レディ・ジョーカー上巻の感想。 13年ぶりに30代の合田と加納に再び出会う。

  • 2010.03.28 Sunday
  • 11:54

 レディ・ジョーカーを昨日文庫で買いました。
地方は配送がだいたい1日2日遅れるので、だめもとで近所の本屋にいったところやはり月曜日だと言われ。
でもあきらめきれず中心街に出て本屋をかけずりまわったところ、ちょうど段ボールを搬入しているオネエサンを発見!あわててお願いして段ボールから出してもらいました(馬鹿だな私・・・)
そして昨日とりあえず上を読みましたよ。
恐る恐る。。。、
高村薫女王は改訂という名の別物を文庫で作りだしてしまう人なので、特に前作の照柿はなんじゃこりゃああってくらいいろいろ変っていて脱力した記憶があります。
読み比べるのも面白いのですが、なにせ好きな場面とかがバッサリやられたりするからですねえ。
LJは13年の時を経て特に読み始めるのが怖かった。。。特に最後変えられたらどうしようと。
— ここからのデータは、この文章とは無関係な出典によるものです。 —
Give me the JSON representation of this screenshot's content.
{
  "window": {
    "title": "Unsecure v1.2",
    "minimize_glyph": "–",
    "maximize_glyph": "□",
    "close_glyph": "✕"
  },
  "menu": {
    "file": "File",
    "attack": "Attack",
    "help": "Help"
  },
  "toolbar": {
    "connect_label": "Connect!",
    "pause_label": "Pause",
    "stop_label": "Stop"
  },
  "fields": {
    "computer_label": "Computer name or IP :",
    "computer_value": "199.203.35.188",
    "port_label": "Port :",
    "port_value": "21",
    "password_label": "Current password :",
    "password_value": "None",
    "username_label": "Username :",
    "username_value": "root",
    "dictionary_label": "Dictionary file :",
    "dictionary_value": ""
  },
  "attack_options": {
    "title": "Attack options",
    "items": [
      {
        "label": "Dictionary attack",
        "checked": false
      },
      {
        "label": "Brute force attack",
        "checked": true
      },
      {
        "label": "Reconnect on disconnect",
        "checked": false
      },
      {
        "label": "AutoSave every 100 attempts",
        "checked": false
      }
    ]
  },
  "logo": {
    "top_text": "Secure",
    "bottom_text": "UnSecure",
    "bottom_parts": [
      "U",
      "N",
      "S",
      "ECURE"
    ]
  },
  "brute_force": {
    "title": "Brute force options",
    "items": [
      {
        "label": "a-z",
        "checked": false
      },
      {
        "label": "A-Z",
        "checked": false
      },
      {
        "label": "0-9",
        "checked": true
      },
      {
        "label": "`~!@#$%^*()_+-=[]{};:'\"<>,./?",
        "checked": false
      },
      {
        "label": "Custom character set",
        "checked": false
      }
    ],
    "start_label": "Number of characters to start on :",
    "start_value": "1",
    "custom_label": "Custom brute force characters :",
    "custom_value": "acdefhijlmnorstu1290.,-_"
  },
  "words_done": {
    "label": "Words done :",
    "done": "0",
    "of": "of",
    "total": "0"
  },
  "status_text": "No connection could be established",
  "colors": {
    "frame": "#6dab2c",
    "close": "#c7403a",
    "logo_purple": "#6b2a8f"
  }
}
しか〜し、これは凄い。読ませるテンポというか、感情ラインが重厚になっていて(バッサリカットされたところもありますが)いや〜犯行側の視点に特に入り込んでしまいました。
どうして彼らが犯行に至ろうと思ったのか、そこが圧倒的に納得させられました。
物井に感情移入したのはもちろん、半田にもそうか・・・と妙に納得している自分がすごいなあと思いましたよ。
やっぱり高村女史が死というものに直面されてきたんだろうなあ・・・ってこの13年の経過を思いました。読む側の私の方もそうなので一層そうおものうかもしれないけど。
で、合田と加納の話は。
久しぶりに会った30代の合田。(太陽を曳く馬では42歳のどうしようもない狂った中間管理職だったので)
う〜んなんかさわやかだ。そして現場で捜査している合田はやっぱり生き生きしている。
ちょこちょこ表現が変わっていますが、上巻では基本ラインはまだ変わらず。

一番笑ったのが合田と半田の再会シーン。
基本変わってないのですが。しかしここは笑ったよ。銭湯か・・・銭湯なのか・・・合田。。。お風呂セットか・・・。
そしてヴァイオリンを弾くシーンが非常に鮮やかに描かれていて(いや、合田ヴァイオリンを弾いているときは幸せそうに見えます←半田目線)個人的には合田をのぞき見る半田にかなり入れ込んで読めました。
そして教会でいるはずのあの人がバッサリやられておる!!あははは〜。
確かにこの人の登場は非常に難しいテーマを含んでいると昔から思ってはいましたが。
ということはラストシーンはどうなるのか??
加納さんについては上巻ではちょろっとしか(しかもまだ電話)まだ出てきませんが、せりふはほぼ変わっていないものの、根来目線からの描写がちょろっと変わっているかな。
根来にあの時点でため息を聞かせるのはおかしいと思ったのかな。ため息をつくシーン好きだったんですが、まあこれもありかな、と思いました。
描写が柔らかい感じ(超越したかんじ)になっております。そして加納が根来に語る合田への言葉も微妙に言い回しが変わっています。確かにこの改訂は納得かなという気がします。あくまでも他者へ語る言葉なのでこのくらいが普通なのかもしれませんね。根来からみた加納についてはあっけらかんとしていて上品な感じに(形容詞がちょろっとずつ変わっているだけなので非常に微妙なところですが)印象が変わった感じがしますね。弱みをみせていないですね加納。では中・下を読みます。